- 1 egg room temperature
- 1/3 cup olive oil
- 2/3 cup milk (or milk alternative
- 1 1/2 cups (170 grams) tapioca flour
- 1/2 cup (packed, about 66 grams) grated cheese or fresh farmer’s cheese (if using fresh farmer’s cheese, you may want to add another 1/2 teaspoon of salt) or goat cheese
- 1 teaspoon of salt (or more to taste)
Special equipment recommended:
- One or two mini muffin tins. Mini muffin tins are about half the size of a regular muffin pan. The muffin openings are about 1-inch deep, and 1 3/4 inch wide at the top.
1 Preheat oven to 400°F. Spread a little olive oil around the insides of each well of a mini-muffin tin.
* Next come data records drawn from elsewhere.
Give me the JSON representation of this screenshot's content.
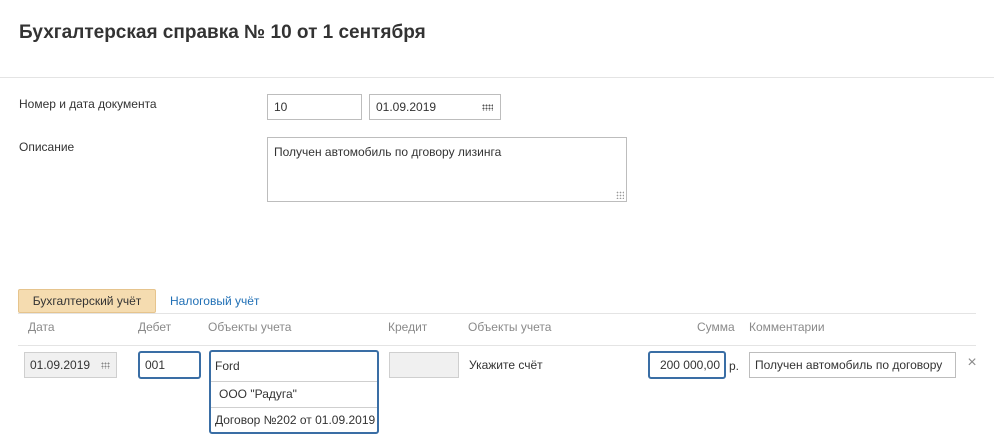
{
  "title": "Бухгалтерская справка № 10 от 1 сентября",
  "form": {
    "number_date_label": "Номер и дата документа",
    "number_value": "10",
    "date_value": "01.09.2019",
    "description_label": "Описание",
    "description_value": "Получен автомобиль по дговору лизинга"
  },
  "tabs": [
    {
      "label": "Бухгалтерский учёт",
      "active": true
    },
    {
      "label": "Налоговый учёт",
      "active": false
    }
  ],
  "table": {
    "headers": {
      "date": "Дата",
      "debit": "Дебет",
      "debit_objects": "Объекты учета",
      "credit": "Кредит",
      "credit_objects": "Объекты учета",
      "amount": "Сумма",
      "comments": "Комментарии"
    },
    "row": {
      "date": "01.09.2019",
      "debit": "001",
      "debit_objects": [
        "Ford",
        "ООО \"Радуга\"",
        "Договор №202 от 01.09.2019"
      ],
      "credit": "",
      "credit_hint": "Укажите счёт",
      "amount": "200 000,00",
      "currency": "р.",
      "comment": "Получен автомобиль по договору"
    }
  },
  "icons": {
    "calendar": "calendar-icon",
    "delete": "close-icon",
    "delete_glyph": "×"
  },
  "colors": {
    "active_tab_bg": "#f5dcb0",
    "link": "#1f6fb5",
    "focus_border": "#3a6ea5"
  }
}
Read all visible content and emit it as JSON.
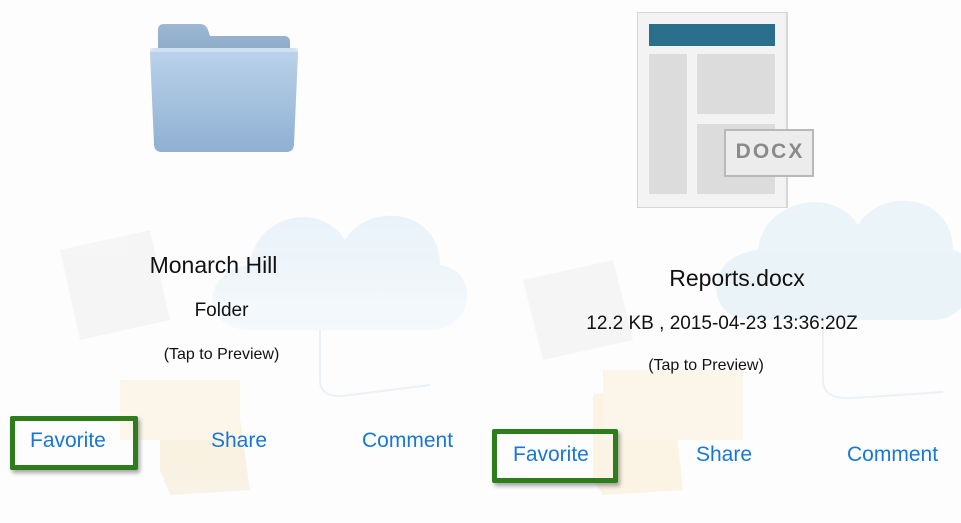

2 Put all of the ingredients into a blender and pulse until smooth. You may need to use a spatula to scrape down the sides of the blender so that everything gets blended well. At this point you can store the batter in the refrigerator for up to a week.
3 Pour batter into prepared mini-muffin tin, not quite to the top; leave about 1/8 inch from the top.
4 Bake in the oven for 15-20 minutes, until all puffy and just lightly browned. Remove from oven and let cool on a rack for a few minutes.
Eat while warm or save to reheat later.
Note that Brazilian cheese bread is very chewy, a lot like Japanese mochi.